The average cost per person for bbq catering with full service in the Northeast runs $25 to $35. Drop-off formats come in lower, around $15 to $22. Bbq catering prices per person drop meaningfully once the headcount crosses 75.
Can outdoor catering companies handle venues without a commercial kitchen?
Yes, experienced outdoor catering companies handle no-kitchen venues regularly. They transport in insulated equipment, bring their own serving setups, and sometimes grill on site. Ask specifically about this when you call, especially for park venues with restrictions on open flame.
Is on site bbq catering near me worth more than a buffet drop-off?
For a reunion where the outdoor setting is a feature of the event, yes. On site bbq catering delivers fresher food and adds something for guests to watch and gather around. For smaller spaces or shorter events, a staffed full-service buffet gets you similar food quality at lower cost without the equipment logistics.
How do I handle meals for large family gatherings with dietary restrictions?
Tell your caterer three weeks out, minimum. Gluten-free, vegetarian, and nut-free are all manageable with advance notice. Last-minute dietary requests at reunion scale are genuinely hard to fix, and “we’ll figure it out on the day” is almost always a bad plan.
How does family reunion catering differ from company picnic catering?
The logistics overlap considerably. Family reunion catering and corporate picnic catering both involve large outdoor groups, limited kitchen access, and food that needs to hold for hours. The main difference is age range: family reunions span more generations, which means more varied texture and heat preferences in the menu. The planning timeline and booking lead times are about the same.
Final Thoughts
The food is not the whole reunion. It is, however, the thing people remember most clearly when everything else blurs together.
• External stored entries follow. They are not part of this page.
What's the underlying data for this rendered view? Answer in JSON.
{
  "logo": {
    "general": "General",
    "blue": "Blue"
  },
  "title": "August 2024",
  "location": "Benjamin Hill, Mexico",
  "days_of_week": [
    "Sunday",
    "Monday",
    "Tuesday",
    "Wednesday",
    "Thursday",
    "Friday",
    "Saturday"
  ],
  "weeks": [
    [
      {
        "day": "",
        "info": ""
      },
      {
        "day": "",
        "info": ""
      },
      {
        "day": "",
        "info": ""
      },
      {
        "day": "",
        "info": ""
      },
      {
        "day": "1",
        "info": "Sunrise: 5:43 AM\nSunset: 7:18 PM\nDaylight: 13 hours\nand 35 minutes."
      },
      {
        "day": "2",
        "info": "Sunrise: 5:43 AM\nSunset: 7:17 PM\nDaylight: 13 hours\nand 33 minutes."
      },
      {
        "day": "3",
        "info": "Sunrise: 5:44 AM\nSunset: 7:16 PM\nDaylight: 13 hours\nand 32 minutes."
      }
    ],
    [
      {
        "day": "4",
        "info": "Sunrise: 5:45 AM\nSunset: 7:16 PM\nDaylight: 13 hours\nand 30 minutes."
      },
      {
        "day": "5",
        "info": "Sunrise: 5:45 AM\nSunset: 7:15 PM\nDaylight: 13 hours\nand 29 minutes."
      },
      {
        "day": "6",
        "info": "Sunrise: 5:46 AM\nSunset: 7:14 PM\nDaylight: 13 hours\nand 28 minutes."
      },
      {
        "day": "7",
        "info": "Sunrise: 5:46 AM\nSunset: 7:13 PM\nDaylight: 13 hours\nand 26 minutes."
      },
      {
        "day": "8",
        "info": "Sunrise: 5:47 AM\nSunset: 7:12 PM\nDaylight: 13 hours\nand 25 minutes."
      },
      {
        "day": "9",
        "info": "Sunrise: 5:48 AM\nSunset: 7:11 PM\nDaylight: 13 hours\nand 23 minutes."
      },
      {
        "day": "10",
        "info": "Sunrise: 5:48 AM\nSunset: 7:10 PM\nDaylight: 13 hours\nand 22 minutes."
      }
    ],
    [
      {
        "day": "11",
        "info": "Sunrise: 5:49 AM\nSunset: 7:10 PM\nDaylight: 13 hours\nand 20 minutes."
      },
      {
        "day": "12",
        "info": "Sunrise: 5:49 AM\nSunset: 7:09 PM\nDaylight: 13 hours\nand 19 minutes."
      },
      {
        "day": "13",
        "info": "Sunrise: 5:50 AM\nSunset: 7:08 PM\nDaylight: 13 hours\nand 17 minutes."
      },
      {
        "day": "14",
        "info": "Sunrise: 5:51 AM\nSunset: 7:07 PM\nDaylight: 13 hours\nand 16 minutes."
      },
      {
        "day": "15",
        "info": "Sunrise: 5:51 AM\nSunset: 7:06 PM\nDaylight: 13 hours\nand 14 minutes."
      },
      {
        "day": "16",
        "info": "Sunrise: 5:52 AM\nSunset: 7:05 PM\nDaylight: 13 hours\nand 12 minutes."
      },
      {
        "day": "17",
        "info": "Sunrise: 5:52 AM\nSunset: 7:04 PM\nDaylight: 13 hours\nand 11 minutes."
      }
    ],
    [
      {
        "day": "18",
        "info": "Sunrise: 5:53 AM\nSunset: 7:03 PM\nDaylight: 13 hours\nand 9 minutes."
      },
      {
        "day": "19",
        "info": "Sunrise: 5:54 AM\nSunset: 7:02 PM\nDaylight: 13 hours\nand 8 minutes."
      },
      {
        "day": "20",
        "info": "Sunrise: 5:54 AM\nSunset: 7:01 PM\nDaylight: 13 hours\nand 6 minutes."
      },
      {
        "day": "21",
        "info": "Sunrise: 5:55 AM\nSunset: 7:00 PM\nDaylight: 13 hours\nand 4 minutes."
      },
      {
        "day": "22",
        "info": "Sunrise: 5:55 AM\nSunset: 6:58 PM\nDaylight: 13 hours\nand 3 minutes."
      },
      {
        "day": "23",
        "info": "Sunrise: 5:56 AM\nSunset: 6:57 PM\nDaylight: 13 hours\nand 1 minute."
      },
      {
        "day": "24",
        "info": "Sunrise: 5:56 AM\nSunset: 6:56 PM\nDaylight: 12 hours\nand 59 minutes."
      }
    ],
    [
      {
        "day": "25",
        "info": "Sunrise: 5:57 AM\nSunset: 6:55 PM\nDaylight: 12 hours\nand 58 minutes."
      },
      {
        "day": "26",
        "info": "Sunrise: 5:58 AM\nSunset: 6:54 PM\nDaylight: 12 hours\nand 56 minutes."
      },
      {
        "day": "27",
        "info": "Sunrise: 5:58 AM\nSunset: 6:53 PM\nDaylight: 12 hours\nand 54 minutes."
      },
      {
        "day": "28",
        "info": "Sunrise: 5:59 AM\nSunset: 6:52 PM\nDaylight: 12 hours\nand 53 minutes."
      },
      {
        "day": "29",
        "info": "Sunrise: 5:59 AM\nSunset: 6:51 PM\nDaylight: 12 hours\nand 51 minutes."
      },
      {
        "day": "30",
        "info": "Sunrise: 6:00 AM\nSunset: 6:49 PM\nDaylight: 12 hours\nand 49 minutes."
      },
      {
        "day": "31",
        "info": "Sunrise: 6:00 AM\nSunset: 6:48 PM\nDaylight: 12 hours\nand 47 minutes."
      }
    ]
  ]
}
A perfect venue gets forgotten. A great meal on a summer afternoon, with everyone finally in the same place, has a way of sticking.
Family reunion catering done right doesn’t have to be complicated. You don’t need 10 proteins or a carved meat station. You need the format that matches your group size, a menu that doesn’t leave anyone stranded, quantities that account for the late arrivals and the grazers, and a caterer who shows up on time and handles the logistics quietly while you handle everything else.
Lock in your headcount and your date first. Family reunion catering gets a lot less complicated once those two variables are fixed. From there, the rest of it becomes a solvable math problem.
Family reunion catering is one of those things where the planning makes all the difference, and it’s worth getting the food right.
Pricing estimates in this article reflect general market ranges in CT, NY, and NJ as of 2026 and will vary by region, vendor, menu complexity, and event requirements. Always request itemized quotes before finalizing your budget.
Curated by Bites by Braxtons,
Flavorful beginnings, unforgettable endings.